The study comes just before Apple's CEO Tim Cook was supposed to appear before a congressional hearing, alongside Amazon, Facebook and Google's CEOs. However, the hearing was postponed due to a conflict with the memorial service of late John Lewis.
Apple has been facing antitrust complaints for App Store's policies and 30% commission on sales and in-app purchases. The complaints have been heard by the Department of Justice in the United States as well as the European Union. Many developers and service providers claim that the cost is unjustified. This study is Apple's answer to the claims.
The 48 page study compares Apple's various stores for videos, podcasts, eBooks, audiobooks and apps against the likes of Epic, Steam, Amazon, Xbox, PlayStation, Nintendo, Play Store and Microsoft Store. The reports findings are summarized below:
Our study shows that Apple’s App Store commission rate is similar in magnitude to the commission rates charged by many other app stores and digital content marketplaces. The commission rates charged by digital marketplaces most similar to the App Store, such as other app stores and video game digital marketplaces, are generally around 30%.
Marketplaces that distribute digital content such as videos, podcasts, eBooks, and audiobooks generally charge commission rates of 30% or more. Commission rates charged by e-commerce marketplaces vary by industry but sometimes exceed 30%.

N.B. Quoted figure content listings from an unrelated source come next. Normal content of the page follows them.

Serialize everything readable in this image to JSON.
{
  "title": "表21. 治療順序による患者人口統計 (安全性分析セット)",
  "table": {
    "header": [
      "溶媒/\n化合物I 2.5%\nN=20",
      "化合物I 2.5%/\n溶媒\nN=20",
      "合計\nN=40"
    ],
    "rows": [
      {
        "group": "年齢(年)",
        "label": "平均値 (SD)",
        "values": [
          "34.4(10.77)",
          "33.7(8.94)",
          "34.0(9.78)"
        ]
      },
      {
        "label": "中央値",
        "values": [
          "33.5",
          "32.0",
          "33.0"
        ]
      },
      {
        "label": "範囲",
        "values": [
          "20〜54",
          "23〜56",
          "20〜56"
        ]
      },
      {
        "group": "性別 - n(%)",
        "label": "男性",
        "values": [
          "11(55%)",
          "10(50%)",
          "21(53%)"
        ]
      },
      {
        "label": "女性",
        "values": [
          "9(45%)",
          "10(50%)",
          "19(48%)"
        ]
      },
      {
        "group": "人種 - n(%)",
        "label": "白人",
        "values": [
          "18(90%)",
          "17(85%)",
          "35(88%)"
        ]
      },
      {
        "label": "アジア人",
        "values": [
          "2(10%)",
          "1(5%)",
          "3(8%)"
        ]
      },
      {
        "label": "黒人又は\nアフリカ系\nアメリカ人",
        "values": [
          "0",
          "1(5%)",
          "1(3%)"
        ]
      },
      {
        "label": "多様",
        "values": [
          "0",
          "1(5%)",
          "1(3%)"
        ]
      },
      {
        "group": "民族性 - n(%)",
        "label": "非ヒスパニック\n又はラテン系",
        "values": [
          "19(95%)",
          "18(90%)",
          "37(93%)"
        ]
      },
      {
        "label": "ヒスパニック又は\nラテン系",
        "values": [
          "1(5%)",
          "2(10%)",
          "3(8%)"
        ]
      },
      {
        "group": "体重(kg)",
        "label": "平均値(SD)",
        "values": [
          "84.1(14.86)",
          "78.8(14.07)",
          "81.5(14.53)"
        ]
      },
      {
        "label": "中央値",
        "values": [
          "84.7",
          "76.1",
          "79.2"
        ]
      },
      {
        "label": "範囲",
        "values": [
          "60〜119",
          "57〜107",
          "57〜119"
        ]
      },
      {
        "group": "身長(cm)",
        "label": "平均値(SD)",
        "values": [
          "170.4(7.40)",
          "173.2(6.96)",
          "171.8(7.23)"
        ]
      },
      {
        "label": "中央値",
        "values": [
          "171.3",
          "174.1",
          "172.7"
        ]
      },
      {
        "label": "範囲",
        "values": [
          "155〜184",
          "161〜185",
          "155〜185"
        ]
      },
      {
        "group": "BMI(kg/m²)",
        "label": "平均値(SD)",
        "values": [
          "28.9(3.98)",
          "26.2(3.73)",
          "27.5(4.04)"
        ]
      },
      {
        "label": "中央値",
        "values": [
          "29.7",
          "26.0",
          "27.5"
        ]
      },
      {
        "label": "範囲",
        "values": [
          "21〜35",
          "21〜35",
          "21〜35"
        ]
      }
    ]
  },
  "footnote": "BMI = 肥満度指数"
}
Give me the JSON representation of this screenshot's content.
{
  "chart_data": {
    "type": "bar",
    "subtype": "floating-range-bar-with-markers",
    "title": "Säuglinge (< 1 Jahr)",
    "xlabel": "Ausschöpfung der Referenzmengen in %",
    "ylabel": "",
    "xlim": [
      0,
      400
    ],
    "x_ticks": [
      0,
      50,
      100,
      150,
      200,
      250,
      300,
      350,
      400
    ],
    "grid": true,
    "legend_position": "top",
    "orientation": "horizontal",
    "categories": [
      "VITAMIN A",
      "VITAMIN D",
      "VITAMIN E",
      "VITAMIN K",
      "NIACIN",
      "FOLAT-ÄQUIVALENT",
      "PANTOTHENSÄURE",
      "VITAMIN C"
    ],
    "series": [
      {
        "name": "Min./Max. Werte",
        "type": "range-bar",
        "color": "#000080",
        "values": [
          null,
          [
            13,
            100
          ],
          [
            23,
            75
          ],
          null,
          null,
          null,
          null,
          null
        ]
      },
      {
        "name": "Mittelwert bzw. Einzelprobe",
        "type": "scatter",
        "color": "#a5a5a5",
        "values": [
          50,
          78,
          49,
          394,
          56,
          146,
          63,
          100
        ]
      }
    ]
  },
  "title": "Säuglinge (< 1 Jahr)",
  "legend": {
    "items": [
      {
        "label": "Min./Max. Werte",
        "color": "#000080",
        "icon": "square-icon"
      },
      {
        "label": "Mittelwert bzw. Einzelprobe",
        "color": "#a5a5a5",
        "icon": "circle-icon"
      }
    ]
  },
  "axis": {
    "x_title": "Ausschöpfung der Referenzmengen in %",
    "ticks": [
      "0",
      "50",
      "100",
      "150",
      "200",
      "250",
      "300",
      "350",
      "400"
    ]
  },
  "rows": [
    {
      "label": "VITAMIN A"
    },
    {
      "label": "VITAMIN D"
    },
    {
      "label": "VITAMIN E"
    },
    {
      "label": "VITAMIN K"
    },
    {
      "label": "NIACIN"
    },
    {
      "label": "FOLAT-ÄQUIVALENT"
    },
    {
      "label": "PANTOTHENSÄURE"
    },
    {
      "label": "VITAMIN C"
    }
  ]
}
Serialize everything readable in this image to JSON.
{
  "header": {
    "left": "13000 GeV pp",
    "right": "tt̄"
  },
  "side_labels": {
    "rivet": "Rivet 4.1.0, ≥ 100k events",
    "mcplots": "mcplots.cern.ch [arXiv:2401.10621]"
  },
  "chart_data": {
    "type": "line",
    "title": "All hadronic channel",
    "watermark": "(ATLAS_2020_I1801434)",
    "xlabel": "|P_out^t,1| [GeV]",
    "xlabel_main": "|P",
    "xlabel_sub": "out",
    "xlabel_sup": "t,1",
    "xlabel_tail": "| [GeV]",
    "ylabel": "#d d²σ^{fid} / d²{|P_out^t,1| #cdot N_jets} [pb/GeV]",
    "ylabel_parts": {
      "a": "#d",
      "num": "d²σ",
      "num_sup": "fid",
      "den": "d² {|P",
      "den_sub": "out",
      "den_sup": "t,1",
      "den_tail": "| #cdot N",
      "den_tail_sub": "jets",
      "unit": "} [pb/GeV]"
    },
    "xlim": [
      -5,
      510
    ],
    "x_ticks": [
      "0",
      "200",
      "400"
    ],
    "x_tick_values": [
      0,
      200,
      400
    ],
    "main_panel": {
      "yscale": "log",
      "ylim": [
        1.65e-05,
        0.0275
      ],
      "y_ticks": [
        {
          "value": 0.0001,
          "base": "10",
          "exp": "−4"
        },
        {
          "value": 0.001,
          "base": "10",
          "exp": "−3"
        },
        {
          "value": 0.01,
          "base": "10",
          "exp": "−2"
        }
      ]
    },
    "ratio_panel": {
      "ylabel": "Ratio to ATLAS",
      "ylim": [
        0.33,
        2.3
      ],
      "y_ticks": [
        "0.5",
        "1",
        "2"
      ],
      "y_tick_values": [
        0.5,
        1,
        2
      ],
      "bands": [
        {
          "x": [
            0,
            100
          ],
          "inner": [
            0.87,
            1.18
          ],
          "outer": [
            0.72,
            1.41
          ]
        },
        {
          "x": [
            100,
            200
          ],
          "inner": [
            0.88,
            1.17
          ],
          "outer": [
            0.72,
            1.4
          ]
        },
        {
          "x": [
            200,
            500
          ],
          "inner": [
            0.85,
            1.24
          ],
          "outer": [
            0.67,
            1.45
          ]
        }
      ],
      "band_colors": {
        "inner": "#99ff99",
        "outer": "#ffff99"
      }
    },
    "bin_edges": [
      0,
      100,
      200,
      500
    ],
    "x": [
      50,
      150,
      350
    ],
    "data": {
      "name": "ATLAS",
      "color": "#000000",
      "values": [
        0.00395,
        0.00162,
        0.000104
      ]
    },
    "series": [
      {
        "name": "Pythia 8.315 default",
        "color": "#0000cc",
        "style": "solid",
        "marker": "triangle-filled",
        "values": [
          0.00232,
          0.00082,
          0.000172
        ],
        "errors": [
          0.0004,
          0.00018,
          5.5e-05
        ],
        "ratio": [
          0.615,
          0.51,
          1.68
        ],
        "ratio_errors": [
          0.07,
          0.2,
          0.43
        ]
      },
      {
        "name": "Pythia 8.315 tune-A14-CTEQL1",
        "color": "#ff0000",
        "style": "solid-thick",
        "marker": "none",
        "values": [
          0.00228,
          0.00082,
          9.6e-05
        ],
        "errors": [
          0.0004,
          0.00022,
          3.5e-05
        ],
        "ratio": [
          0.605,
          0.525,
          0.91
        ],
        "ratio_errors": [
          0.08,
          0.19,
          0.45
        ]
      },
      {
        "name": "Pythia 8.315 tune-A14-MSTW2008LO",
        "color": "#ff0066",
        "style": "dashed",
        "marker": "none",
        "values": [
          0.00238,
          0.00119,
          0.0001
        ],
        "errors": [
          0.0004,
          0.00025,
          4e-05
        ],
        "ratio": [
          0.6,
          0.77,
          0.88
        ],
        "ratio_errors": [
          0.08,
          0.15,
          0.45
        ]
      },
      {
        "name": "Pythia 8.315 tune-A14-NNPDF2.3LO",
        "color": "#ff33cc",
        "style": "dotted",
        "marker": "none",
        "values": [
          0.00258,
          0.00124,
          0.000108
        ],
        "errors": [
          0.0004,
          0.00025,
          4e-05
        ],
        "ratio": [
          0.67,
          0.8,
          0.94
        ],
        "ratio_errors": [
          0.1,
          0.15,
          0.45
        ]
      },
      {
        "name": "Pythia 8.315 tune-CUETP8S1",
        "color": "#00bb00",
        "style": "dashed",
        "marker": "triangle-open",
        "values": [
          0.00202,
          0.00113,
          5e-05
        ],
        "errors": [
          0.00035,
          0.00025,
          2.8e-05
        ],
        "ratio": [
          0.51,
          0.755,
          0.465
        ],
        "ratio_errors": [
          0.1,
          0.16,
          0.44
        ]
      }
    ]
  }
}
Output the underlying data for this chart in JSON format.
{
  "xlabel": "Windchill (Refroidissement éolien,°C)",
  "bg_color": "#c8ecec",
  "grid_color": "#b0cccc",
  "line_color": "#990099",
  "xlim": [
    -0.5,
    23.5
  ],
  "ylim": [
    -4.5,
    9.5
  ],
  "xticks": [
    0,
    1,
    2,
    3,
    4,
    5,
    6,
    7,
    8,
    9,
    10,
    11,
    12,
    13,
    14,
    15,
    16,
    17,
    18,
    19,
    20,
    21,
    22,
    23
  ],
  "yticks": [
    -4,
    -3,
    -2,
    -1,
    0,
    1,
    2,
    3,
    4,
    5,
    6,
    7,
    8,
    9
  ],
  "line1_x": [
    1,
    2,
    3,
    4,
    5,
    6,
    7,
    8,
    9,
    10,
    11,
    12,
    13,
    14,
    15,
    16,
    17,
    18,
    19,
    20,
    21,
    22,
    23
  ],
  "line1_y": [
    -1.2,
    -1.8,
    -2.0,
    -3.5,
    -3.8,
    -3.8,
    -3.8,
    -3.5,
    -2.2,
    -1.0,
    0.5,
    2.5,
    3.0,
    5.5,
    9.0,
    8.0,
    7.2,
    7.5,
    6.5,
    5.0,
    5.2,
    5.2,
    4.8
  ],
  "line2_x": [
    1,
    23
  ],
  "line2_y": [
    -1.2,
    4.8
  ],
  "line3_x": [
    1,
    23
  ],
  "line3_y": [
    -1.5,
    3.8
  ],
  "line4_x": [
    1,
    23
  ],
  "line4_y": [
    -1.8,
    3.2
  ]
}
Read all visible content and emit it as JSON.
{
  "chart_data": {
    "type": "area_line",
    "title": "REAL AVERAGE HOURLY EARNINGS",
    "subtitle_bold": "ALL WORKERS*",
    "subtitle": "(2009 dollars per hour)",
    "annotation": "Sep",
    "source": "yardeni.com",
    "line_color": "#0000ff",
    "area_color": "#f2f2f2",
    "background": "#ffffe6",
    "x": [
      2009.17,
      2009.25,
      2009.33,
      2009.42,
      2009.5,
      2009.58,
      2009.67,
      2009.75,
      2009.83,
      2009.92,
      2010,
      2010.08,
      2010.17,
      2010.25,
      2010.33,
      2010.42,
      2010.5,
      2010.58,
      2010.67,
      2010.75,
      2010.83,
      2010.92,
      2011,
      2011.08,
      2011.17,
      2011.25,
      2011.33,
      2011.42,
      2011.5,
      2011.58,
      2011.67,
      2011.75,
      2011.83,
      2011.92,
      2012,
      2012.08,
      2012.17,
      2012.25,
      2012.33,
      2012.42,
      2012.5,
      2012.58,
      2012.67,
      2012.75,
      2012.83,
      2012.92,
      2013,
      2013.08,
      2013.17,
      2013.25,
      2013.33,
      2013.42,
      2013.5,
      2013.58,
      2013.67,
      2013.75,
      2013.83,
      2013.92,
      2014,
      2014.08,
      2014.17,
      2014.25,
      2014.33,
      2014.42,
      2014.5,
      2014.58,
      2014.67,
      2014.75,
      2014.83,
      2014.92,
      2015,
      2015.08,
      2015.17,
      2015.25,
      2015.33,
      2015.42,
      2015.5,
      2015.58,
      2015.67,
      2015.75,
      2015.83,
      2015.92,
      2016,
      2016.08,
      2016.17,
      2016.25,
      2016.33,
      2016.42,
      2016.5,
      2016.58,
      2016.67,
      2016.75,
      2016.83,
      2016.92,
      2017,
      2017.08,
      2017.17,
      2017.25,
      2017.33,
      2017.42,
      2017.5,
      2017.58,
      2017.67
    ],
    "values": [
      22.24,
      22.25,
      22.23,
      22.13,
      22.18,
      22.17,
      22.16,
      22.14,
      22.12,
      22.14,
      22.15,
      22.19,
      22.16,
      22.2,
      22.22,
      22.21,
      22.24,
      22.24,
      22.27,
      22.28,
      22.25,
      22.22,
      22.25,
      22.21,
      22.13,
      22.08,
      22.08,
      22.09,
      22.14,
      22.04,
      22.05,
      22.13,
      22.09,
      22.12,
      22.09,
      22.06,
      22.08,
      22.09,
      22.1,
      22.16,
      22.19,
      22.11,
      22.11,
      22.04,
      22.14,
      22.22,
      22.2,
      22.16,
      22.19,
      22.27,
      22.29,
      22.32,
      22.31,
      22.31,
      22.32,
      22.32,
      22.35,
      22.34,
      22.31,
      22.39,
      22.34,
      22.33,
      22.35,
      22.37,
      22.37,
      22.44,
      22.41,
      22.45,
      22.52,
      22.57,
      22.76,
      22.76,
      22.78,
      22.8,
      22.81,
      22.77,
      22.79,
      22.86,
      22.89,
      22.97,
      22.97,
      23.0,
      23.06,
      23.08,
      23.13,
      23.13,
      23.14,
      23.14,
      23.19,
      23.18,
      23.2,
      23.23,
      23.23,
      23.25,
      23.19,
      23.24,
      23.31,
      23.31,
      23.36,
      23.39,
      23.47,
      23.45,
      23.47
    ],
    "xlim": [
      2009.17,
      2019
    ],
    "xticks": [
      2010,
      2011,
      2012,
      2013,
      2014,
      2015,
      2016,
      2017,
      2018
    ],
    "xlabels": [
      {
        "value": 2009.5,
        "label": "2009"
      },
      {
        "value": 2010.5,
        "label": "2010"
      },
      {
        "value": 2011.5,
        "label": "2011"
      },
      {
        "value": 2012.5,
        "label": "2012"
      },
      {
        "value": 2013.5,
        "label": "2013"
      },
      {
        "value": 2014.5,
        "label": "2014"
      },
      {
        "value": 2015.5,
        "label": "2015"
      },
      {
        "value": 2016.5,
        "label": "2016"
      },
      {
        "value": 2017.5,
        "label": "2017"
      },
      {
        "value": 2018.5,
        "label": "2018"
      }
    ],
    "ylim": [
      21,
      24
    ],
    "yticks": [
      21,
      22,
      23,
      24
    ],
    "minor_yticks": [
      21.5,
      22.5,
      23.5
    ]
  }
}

Many sellers currently sell (or previously sold) their goods through brick-and-mortar stores and marketplaces. We find that sellers generally earn a substantially lower share of total revenue from the distribution through brick-and-mortar stores and marketplaces than through digital marketplaces such as the Apple App Store.
The study is an interesting read, and gives some rather detailed insights of how various digital and e-commerce marketplaces currently work.
It is interesting to see that Microsoft, who had actually shared concerns with the antitrust U.S. committee against Apple’s App Store, charges the following for its own marketplaces:
- 30% on games
- 30% on all sales in Business and Education stores
- 30% for Windows 8 devices
- 15% otherwise
- 30% (15% for non-video game subscriptions)
Microsoft also enforces usage of the company's own payment gateways and APIs for in-app purchases and disallows circumventing these mechanisms.
- Microsoft’s App Developer Agreement states that “[n]ew App and in-App Product submissions to the Store are required to use Microsoft’s commerce engine to support purchase of any In-App Product(s) that are or can be consumed or used within [the] app.”
- Microsoft Store Policies require that “[i]f your product includes in- product purchase, subscriptions, virtual currency, billing functionality or captures financial information ... You must use the Microsoft Store in- product purchase API to sell digital items or services that are consumed or used within your product. Your product may enable users to consume previously purchased digital content or services, but must not direct users to a purchase mechanism other than the Microsoft Store in- product purchase API.”